Active Learning Opportunities

Overview

academics criminaljustice
Quincy University's Criminal Justice program prepares you to be an intelligent and ethical decision-maker in a challenging career. You'll master the fundamentals of law, forensics, and psychology and focus on restorative justice, learning to repair the damage done by crime and healing those affected by it. In every course, you'll gain the forensic edge that's so valuable to contemporary investigation.

You'll gain real-world experience in the field through an applied practicum, working in a criminal justice agency such as the probation department, court system, police and sheriff's departments, and agencies serving troubled youths.

Your professors and advisors will be experienced professionals with expertise in specific areas of law enforcement. They maintain a strong connection to a valuable network of specialists who are active in the field. With their commitment to individualized instruction and advising, you will have a rich mentoring relationship with people who have experienced the world you're preparing to enter.

Our Criminal Justice program grants a bachelor of science degree and offers criminal justice and forensics minors.

Forensic Science Minor

Quincy's Forensic Science minor [1.6.6] brings scientific insight to legal questions that may change the course of criminal and civil cases. You'll learn forensic technologies, including fingerprint techniques, pathology, and toxicology. Our minor comprises 26 credit hours, including courses in Chemistry and Biology and a Criminal Justice class on investigative techniques.

Contact Us

For more information about the Criminal Justice program, feel free to contact:

Harry Cramer
Lecturer in Criminal Justice
217-228-5432 ext. 3037
This email address is being protected from spambots. You need JavaScript enabled to view it.

Courses

CRJ 101     Introduction to Criminal Justice
Credit Hours: 3
An introduction to the history, structure, and functions of the various elements of the American criminal justice system.

CRJ 150    Basic Alcohol and Drug Information
Credit Hours: 3
An overview of the various chemicals of abuse, this course is designed to acquaint the student with the basic abuse processes of the various chemicals. Primarily for general student interest, the course focuses upon the properties, risk for abuse, and prevalent understanding of various drugs.

CRJ 242     Law Enforcement Procedures
Credit Hours: 3
Procedures and techniques for gathering and analyzing information, conducting interrogations, and preparing criminal cases for trial. Prerequisite: CRJ 101.

CRJ 245    Juvenile Delinquency
Credit Hours: 3
Various conceptions of the nature of juvenile delinquency and its causes; the juvenile court movement; juvenile detention; treatment of juvenile offenders; delinquency control programs. (Same as SOC 245)

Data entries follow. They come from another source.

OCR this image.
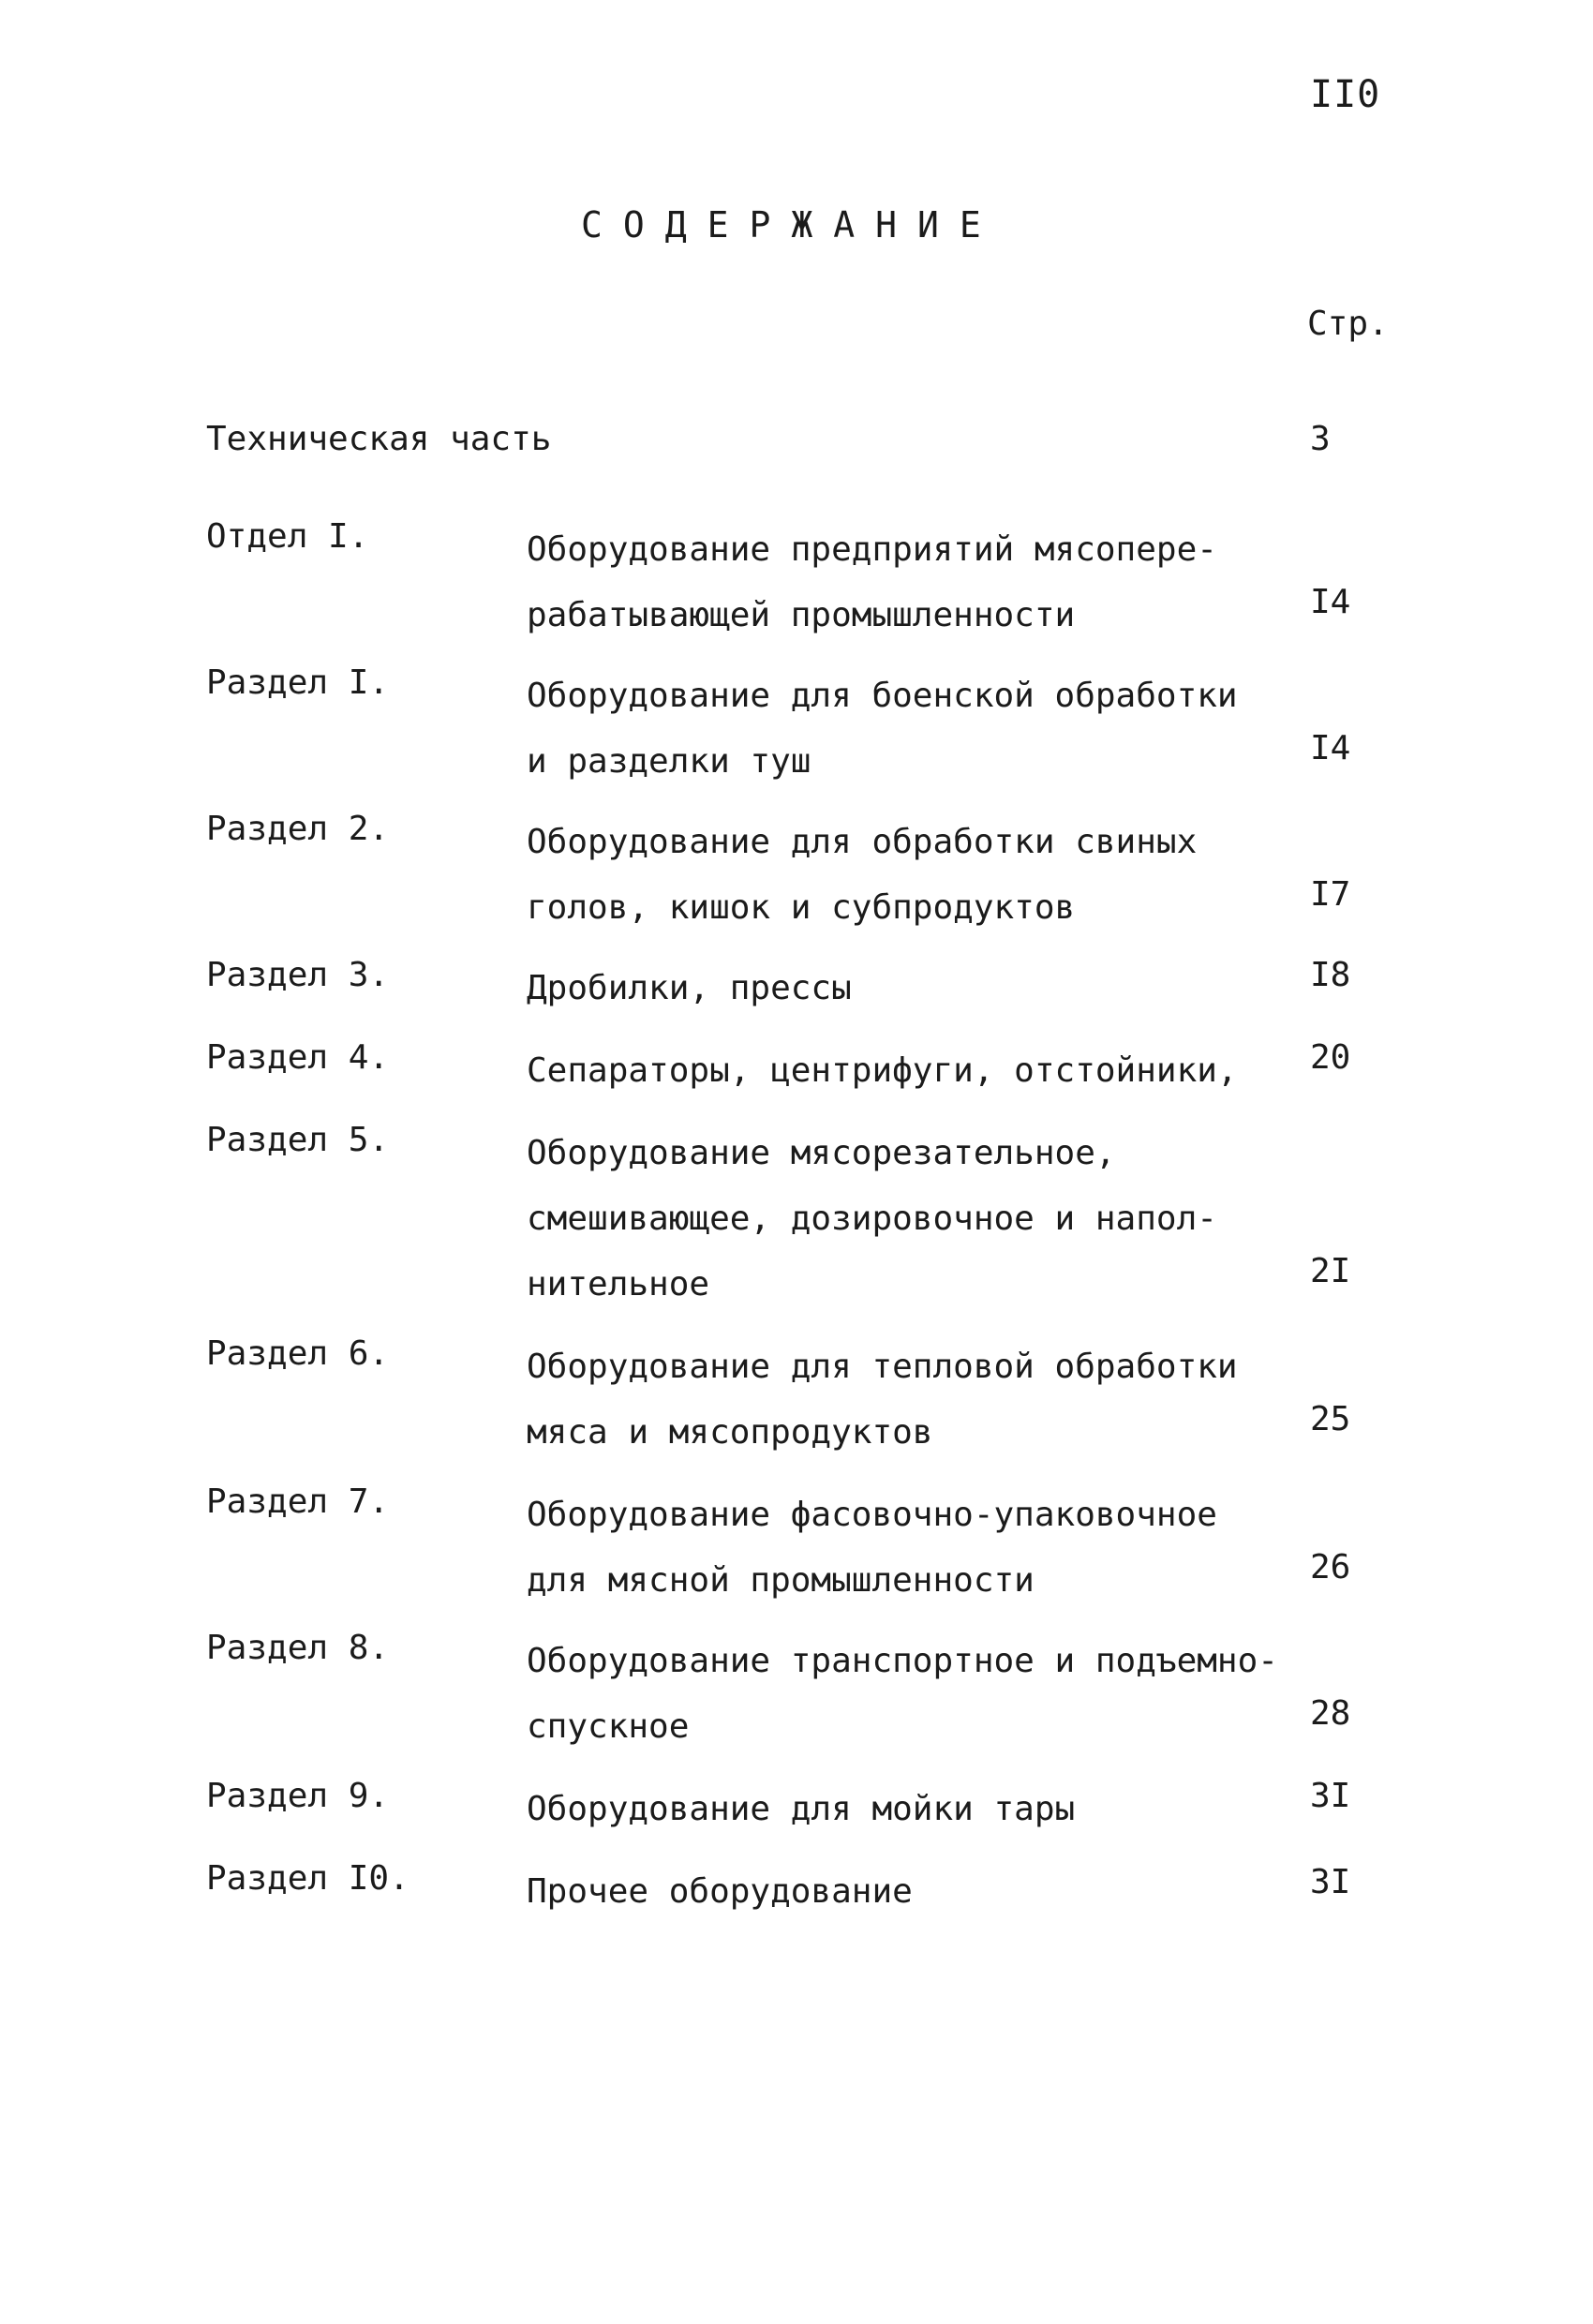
II0
СОДЕРЖАНИЕ
Стр.
Техническая часть	3
Отдел I.	Оборудование предприятий мясопере-
рабатывающей промышленности	I4
Раздел I.	Оборудование для боенской обработки
и разделки туш	I4
Раздел 2.	Оборудование для обработки свиных
голов, кишок и субпродуктов	I7
Раздел 3.	Дробилки, прессы	I8
Раздел 4.	Сепараторы, центрифуги, отстойники,	20
Раздел 5.	Оборудование мясорезательное,
смешивающее, дозировочное и напол-
нительное	2I
Раздел 6.	Оборудование для тепловой обработки
мяса и мясопродуктов	25
Раздел 7.	Оборудование фасовочно-упаковочное
для мясной промышленности	26
Раздел 8.	Оборудование транспортное и подъемно-
спускное	28
Раздел 9.	Оборудование для мойки тары	3I
Раздел I0.	Прочее оборудование	3I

CRJ 246     Foundations of Criminal Law
Credit Hours: 3
The development of law as a means of social control from the earliest times up to the present constitutional, statutory, and case law in the United States. Prerequisite: CRJ 101. (Formerly CRJ 346)

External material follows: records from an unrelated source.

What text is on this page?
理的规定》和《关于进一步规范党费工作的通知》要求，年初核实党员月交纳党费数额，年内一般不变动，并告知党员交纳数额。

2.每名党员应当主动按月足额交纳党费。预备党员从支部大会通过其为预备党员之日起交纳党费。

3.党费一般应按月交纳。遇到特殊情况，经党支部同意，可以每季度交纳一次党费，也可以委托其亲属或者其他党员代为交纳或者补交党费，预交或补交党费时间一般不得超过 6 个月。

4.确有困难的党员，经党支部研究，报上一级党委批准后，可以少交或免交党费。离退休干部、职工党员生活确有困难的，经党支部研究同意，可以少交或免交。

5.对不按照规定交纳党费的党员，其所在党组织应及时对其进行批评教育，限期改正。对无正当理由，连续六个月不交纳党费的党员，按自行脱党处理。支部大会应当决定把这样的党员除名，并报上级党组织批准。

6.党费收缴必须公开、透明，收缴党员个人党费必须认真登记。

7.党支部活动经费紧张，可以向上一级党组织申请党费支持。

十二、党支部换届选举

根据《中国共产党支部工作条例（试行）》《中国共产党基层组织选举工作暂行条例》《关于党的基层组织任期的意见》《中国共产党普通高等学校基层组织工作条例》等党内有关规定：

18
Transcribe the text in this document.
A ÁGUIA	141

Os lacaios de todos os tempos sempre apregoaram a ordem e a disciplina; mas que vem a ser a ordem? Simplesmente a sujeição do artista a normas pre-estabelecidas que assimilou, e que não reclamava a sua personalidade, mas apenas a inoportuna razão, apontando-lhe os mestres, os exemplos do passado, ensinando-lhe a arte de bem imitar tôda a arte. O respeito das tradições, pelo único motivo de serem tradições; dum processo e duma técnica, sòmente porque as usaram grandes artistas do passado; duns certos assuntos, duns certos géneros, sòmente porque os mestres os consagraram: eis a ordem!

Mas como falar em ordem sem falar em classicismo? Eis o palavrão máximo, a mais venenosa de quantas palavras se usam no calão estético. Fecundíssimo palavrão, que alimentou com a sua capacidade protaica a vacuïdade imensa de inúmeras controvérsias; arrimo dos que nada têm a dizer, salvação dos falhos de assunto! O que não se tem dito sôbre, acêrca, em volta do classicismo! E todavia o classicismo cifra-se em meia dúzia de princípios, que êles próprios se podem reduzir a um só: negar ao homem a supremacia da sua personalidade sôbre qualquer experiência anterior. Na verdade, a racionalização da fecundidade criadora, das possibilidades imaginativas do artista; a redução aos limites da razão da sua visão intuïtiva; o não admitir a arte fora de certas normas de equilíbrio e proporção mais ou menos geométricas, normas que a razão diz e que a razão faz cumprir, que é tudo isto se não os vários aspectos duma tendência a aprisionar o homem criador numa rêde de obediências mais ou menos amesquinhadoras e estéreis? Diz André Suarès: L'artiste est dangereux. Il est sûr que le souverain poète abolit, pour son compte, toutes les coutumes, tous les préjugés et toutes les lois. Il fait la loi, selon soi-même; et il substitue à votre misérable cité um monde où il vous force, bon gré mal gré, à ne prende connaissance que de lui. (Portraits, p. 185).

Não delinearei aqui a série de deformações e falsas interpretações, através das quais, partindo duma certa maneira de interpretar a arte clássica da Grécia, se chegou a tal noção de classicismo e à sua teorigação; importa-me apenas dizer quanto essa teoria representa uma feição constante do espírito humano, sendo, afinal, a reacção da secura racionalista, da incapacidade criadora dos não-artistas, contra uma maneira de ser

CRJ 310    Criminal Behavior
Credit Hours: 3
An overview of the major etiological theories relating to criminal behavior in contemporary society. Special emphasis will be given to applying those theories in the practical world of the criminal justice system. Course will also deal with the motivations and psychopathology of disturbing behaviors such as rape, robbery violent assaults, fire starting, animal cruelty, homicide, etc. (Formerly CRJ 210)

CRJ 320    Homeland Security
Credit Hours: 3
This course provides a comprehensive overview of homeland security and terrorism. Students will examine the foundation for Homeland Security, the role of Homeland Security in preventing and responding to terrorist threats as well as their other activities. The course encourages students to think critically and analyze current problems inherent to homeland security and terrorism.

CRJ 330     Organized and White Collar Crime
Credit Hours: 3
An historical overview of organized and white-collar criminal activity is provided in this course, along with analyses of contemporary illegal practices. Analyses will focus on the occupational, economic, political and social implications of corporate and organized crime.

CRJ 331     Crime Analysis and Criminological Research
Credit Hours: 3
An introduction to basic methods for the quantitative analysis of data on criminal activity and other criminal justice statistics. Research methodologies for data collection, evaluation, interpretation and presentation are introduced and examined as well. Techniques for information management and dissemination are also reviewed.

CRJ  340     Police and Society
Credit Hours: 3
Police work as a career. The nature and functions of police work, and the role of police work in a democratic society. Prerequisite: CRJ 101.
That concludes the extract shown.